= Scott Potasnik =

American television personality (born 1975)

Scott M. Potasnik (born October 28, 1975) is an American journalist, television host, producer and actor. He was a host of Sexcetera, a travel adventure docu-series. Potasnik is also the co-creator and host of Too Much for TV, a pay per view travel show that aired on iNDEMAND, Host of the Splash News celebrity news pilot and creator and producer of Tokin' Trash, a pilot for Comedy Central. Potasnik has also served as director of production for Mantra Films, production coordinator for the MTV series Jackass, and a producer for MTV series The Lyricist Lounge Show.

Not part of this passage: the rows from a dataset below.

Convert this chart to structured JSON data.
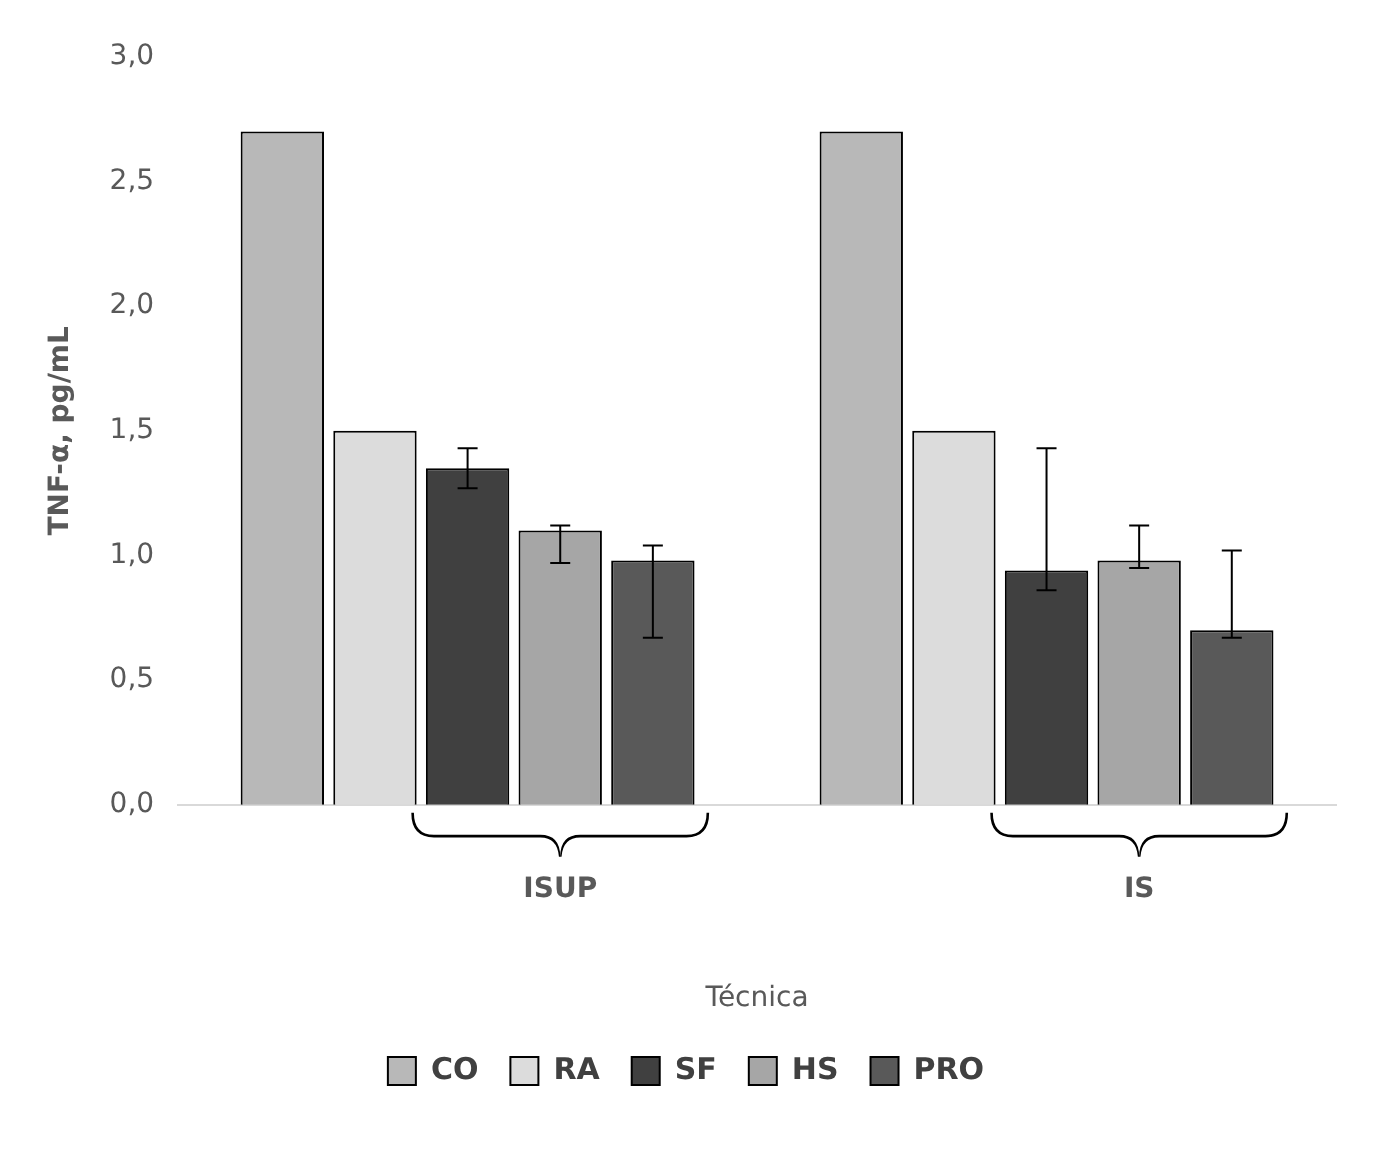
{
  "chart_data": {
    "type": "bar",
    "xlabel": "Técnica",
    "ylabel": "TNF-α, pg/mL",
    "categories": [
      "ISUP",
      "IS"
    ],
    "series": [
      {
        "name": "CO",
        "color": "#b8b8b8",
        "values": [
          2.7,
          2.7
        ]
      },
      {
        "name": "RA",
        "color": "#dcdcdc",
        "values": [
          1.5,
          1.5
        ]
      },
      {
        "name": "SF",
        "color": "#404040",
        "values": [
          1.35,
          0.94
        ],
        "errors": [
          [
            1.27,
            1.43
          ],
          [
            0.86,
            1.43
          ]
        ]
      },
      {
        "name": "HS",
        "color": "#a6a6a6",
        "values": [
          1.1,
          0.98
        ],
        "errors": [
          [
            0.97,
            1.12
          ],
          [
            0.95,
            1.12
          ]
        ]
      },
      {
        "name": "PRO",
        "color": "#595959",
        "values": [
          0.98,
          0.7
        ],
        "errors": [
          [
            0.67,
            1.04
          ],
          [
            0.67,
            1.02
          ]
        ]
      }
    ],
    "ylim": [
      0,
      3
    ],
    "yticks": [
      {
        "value": 0,
        "label": "0,0"
      },
      {
        "value": 0.5,
        "label": "0,5"
      },
      {
        "value": 1,
        "label": "1,0"
      },
      {
        "value": 1.5,
        "label": "1,5"
      },
      {
        "value": 2,
        "label": "2,0"
      },
      {
        "value": 2.5,
        "label": "2,5"
      },
      {
        "value": 3,
        "label": "3,0"
      }
    ],
    "grid": false,
    "legend": "bottom"
  }
}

Beginning in 2014, Scott could be heard on The Bob and Tom Show, a syndicated morning radio comedy program based in Indianapolis, Indiana. He was known as their "sex desk" correspondent and "fact checker." In 2016 Potasnik became a full-time member of the show with the retirement of Bob Kevoian. Sometime in July 2016 after the return of Kristi Lee, Potasnik and Pat Carlini disappeared without a trace from the show. It appears comedian Josh Arnold was hired to replace Potasnik.

==Early life==
Scott Potasnik was born in Indianapolis, Indiana the son of Cynthia Edwards and Michael Potasnik. He attended Carmel High School and Ball State University.